By feeding these INS spectra into a computational model of vibrational up-pumping, which was also developed using input from the Tosca instrument, the research team can determine how much energy is absorbed by the explosive after a mechanical impact. This provides a key predictive metric for the reactivity (and hence safety) of energetic materials.

The spectroscopic screening methodology that is being developed and validated with INS spectroscopy is now paving the way to a second approach that makes use of a portable low-frequency THz-Raman spectrometer. Once fully developed, with the help of further INS spectroscopy, this THz-Raman approach promises a rapid, small-scale and non-destructive technique to screen samples as small as milligram size for energetic material safety.

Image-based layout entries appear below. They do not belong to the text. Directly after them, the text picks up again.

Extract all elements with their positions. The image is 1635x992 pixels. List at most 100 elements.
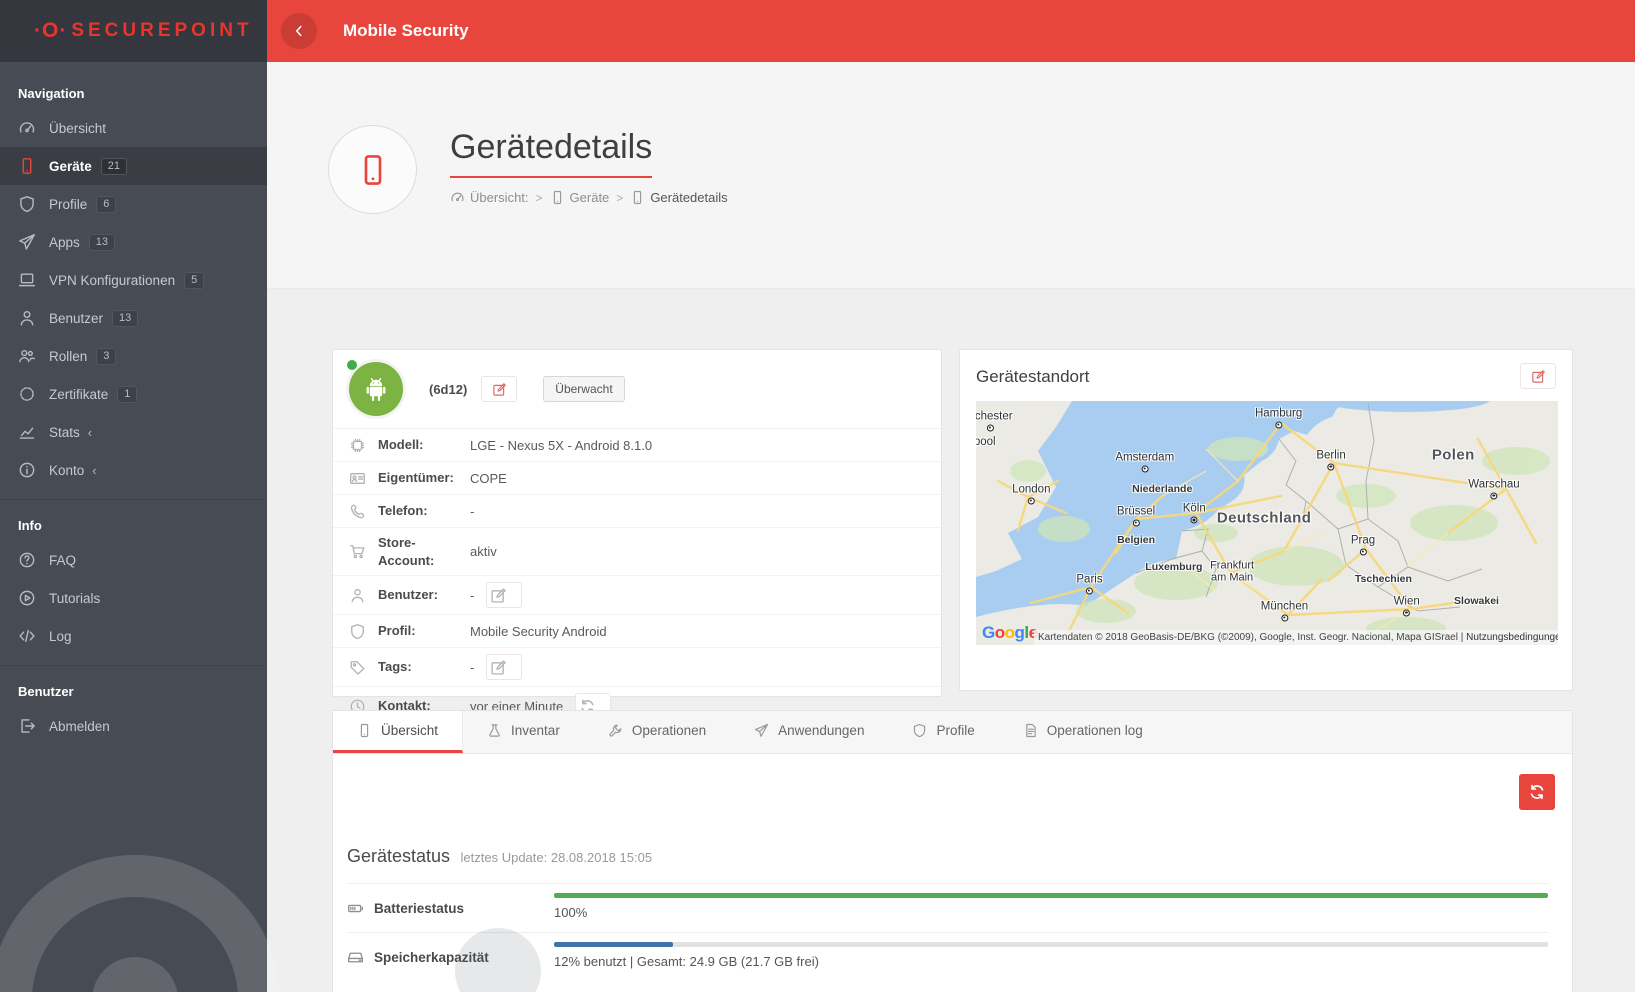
tab-anwendungen[interactable]: Anwendungen	[730, 711, 888, 753]
laptop-icon	[18, 271, 36, 289]
sidebar-item-label: Stats	[49, 425, 80, 440]
device-status-rows: Batteriestatus100%Speicherkapazität12% b…	[347, 883, 1548, 981]
back-button[interactable]	[281, 13, 317, 49]
sidebar-item-profile[interactable]: Profile6	[0, 185, 267, 223]
battery-icon	[347, 900, 364, 917]
progress-text: 100%	[554, 905, 1548, 920]
sidebar-item-bersicht[interactable]: Übersicht	[0, 109, 267, 147]
map-attribution-text: Kartendaten © 2018 GeoBasis-DE/BKG (©200…	[1038, 632, 1458, 643]
breadcrumb: Übersicht:>Geräte>Gerätedetails	[450, 190, 728, 205]
detail-label: Tags:	[378, 658, 470, 676]
count-badge: 13	[112, 310, 138, 327]
sidebar-item-apps[interactable]: Apps 13	[0, 223, 267, 261]
map-terms-link[interactable]: Nutzungsbedingungen	[1466, 632, 1558, 643]
tab-label: Operationen	[632, 723, 706, 738]
sidebar-nav: NavigationÜbersichtGeräte21Profile6Apps1…	[0, 62, 267, 745]
page-header: Gerätedetails Übersicht:>Geräte>Gerätede…	[267, 62, 1635, 289]
detail-value: LGE - Nexus 5X - Android 8.1.0	[470, 438, 652, 453]
sidebar-item-konto[interactable]: Konto‹	[0, 451, 267, 489]
sidebar-item-stats[interactable]: Stats‹	[0, 413, 267, 451]
edit-tags-button[interactable]	[486, 654, 522, 680]
count-badge: 5	[184, 272, 204, 289]
status-bar-col: 100%	[554, 893, 1548, 920]
map-basemap	[976, 401, 1558, 645]
brand-logo[interactable]: ·O· SECUREPOINT	[0, 0, 267, 62]
edit-icon	[492, 382, 507, 397]
detail-value: COPE	[470, 471, 507, 486]
play-icon	[18, 589, 36, 607]
main-content: Gerätedetails Übersicht:>Geräte>Gerätede…	[267, 62, 1635, 992]
tabstrip: Übersicht Inventar Operationen Anwendungen P…	[333, 711, 1572, 754]
breadcrumb-item-ger-te[interactable]: Geräte	[550, 190, 610, 205]
shield-icon	[349, 623, 366, 640]
sidebar-item-ger-te[interactable]: Geräte21	[0, 147, 267, 185]
id-card-icon	[349, 470, 366, 487]
sidebar-item-zertifikate[interactable]: Zertifikate1	[0, 375, 267, 413]
edit-benutzer-button[interactable]	[486, 582, 522, 608]
progress-bar-fill	[554, 942, 673, 947]
tab-label: Übersicht	[381, 723, 438, 738]
map[interactable]: nchesterpoolHamburgAmsterdamNiederlandeB…	[976, 401, 1558, 645]
refresh-icon	[1528, 783, 1546, 801]
breadcrumb-item-ger-tedetails: Gerätedetails	[630, 190, 727, 205]
user-icon	[349, 587, 366, 604]
user-icon	[18, 309, 36, 327]
sidebar-item-vpn-konfigurationen[interactable]: VPN Konfigurationen5	[0, 261, 267, 299]
device-status-title: Gerätestatus	[347, 846, 450, 866]
count-badge: 13	[89, 234, 115, 251]
sidebar-item-abmelden[interactable]: Abmelden	[0, 707, 267, 745]
page-title: Gerätedetails	[450, 128, 652, 178]
question-icon	[18, 551, 36, 569]
tab-bersicht[interactable]: Übersicht	[333, 711, 463, 753]
sidebar-section-header: Benutzer	[0, 668, 267, 707]
phone-icon	[18, 157, 36, 175]
count-badge: 6	[96, 196, 116, 213]
detail-label: Profil:	[378, 622, 470, 640]
count-badge: 3	[96, 348, 116, 365]
sidebar-item-label: Log	[49, 629, 72, 644]
edit-device-name-button[interactable]	[481, 376, 517, 402]
tab-content-uebersicht: Gerätestatus letztes Update: 28.08.2018 …	[333, 754, 1572, 981]
status-row-batteriestatus: Batteriestatus100%	[347, 883, 1548, 932]
sidebar-item-faq[interactable]: FAQ	[0, 541, 267, 579]
refresh-status-button[interactable]	[1519, 774, 1555, 810]
tab-operationen[interactable]: Operationen	[584, 711, 730, 753]
tab-profile[interactable]: Profile	[888, 711, 998, 753]
tag-icon	[349, 659, 366, 676]
sidebar-item-label: Apps	[49, 235, 80, 250]
page-avatar	[328, 125, 417, 214]
sidebar-item-rollen[interactable]: Rollen 3	[0, 337, 267, 375]
brand-logo-mark: ·O·	[34, 19, 67, 43]
sidebar-item-tutorials[interactable]: Tutorials	[0, 579, 267, 617]
tab-operationen-log[interactable]: Operationen log	[999, 711, 1167, 753]
detail-label: Benutzer:	[378, 586, 470, 604]
device-info-card: (6d12) Überwacht Modell:LGE - Nexus 5X -…	[332, 349, 942, 697]
tab-label: Profile	[936, 723, 974, 738]
topbar: Mobile Security	[267, 0, 1635, 62]
device-detail-row-profil: Profil:Mobile Security Android	[333, 615, 941, 648]
progress-bar	[554, 893, 1548, 898]
breadcrumb-label: Gerätedetails	[650, 190, 727, 205]
sidebar-item-label: Rollen	[49, 349, 87, 364]
device-location-card: Gerätestandort	[959, 349, 1573, 691]
sidebar-item-label: Benutzer	[49, 311, 103, 326]
rosette-icon	[18, 385, 36, 403]
users-icon	[18, 347, 36, 365]
device-detail-row-tags: Tags:-	[333, 648, 941, 687]
google-logo[interactable]: Google	[982, 623, 1038, 643]
supervised-badge[interactable]: Überwacht	[543, 376, 624, 402]
online-status-dot	[347, 360, 357, 370]
sidebar-item-log[interactable]: Log	[0, 617, 267, 655]
status-label: Batteriestatus	[347, 893, 554, 920]
edit-location-button[interactable]	[1520, 363, 1556, 389]
sidebar-item-label: Abmelden	[49, 719, 110, 734]
detail-label: Telefon:	[378, 502, 470, 520]
android-icon	[361, 374, 391, 404]
tab-inventar[interactable]: Inventar	[463, 711, 584, 753]
sidebar-item-label: Übersicht	[49, 121, 106, 136]
sidebar-item-benutzer[interactable]: Benutzer 13	[0, 299, 267, 337]
breadcrumb-item-bersicht[interactable]: Übersicht:	[450, 190, 529, 205]
flask-icon	[487, 723, 502, 738]
edit-icon	[1531, 369, 1546, 384]
smartphone-icon	[356, 147, 390, 193]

This work highlights how neutron spectroscopy can do more than reveal fundamental material properties: it can make the development of new energetic materials safer and faster. By screening sensitivity early, researchers can design explosives that meet performance needs while minimizing risk, paving the way for safer technologies in critical sectors.

The full paper can be found at: A. A. L. Michalchuk, C. A. Morrison, C. R. Pulham and S. Rudić, Phys. Chem. Chem. Phys., 2025, 27, 25276–25281. DOI; 10.1039/D5CP03040D

Further information about the vibrational up-pumping model: A. A. L. Michalchuk, Chem. Commun., 2024, 60, 14750–14761; A. A. L. Michalchuk, S. Rudić, C. R. Pulham and C. A. Morrison, Chem. Commun., 2021, 57, 11213–11216.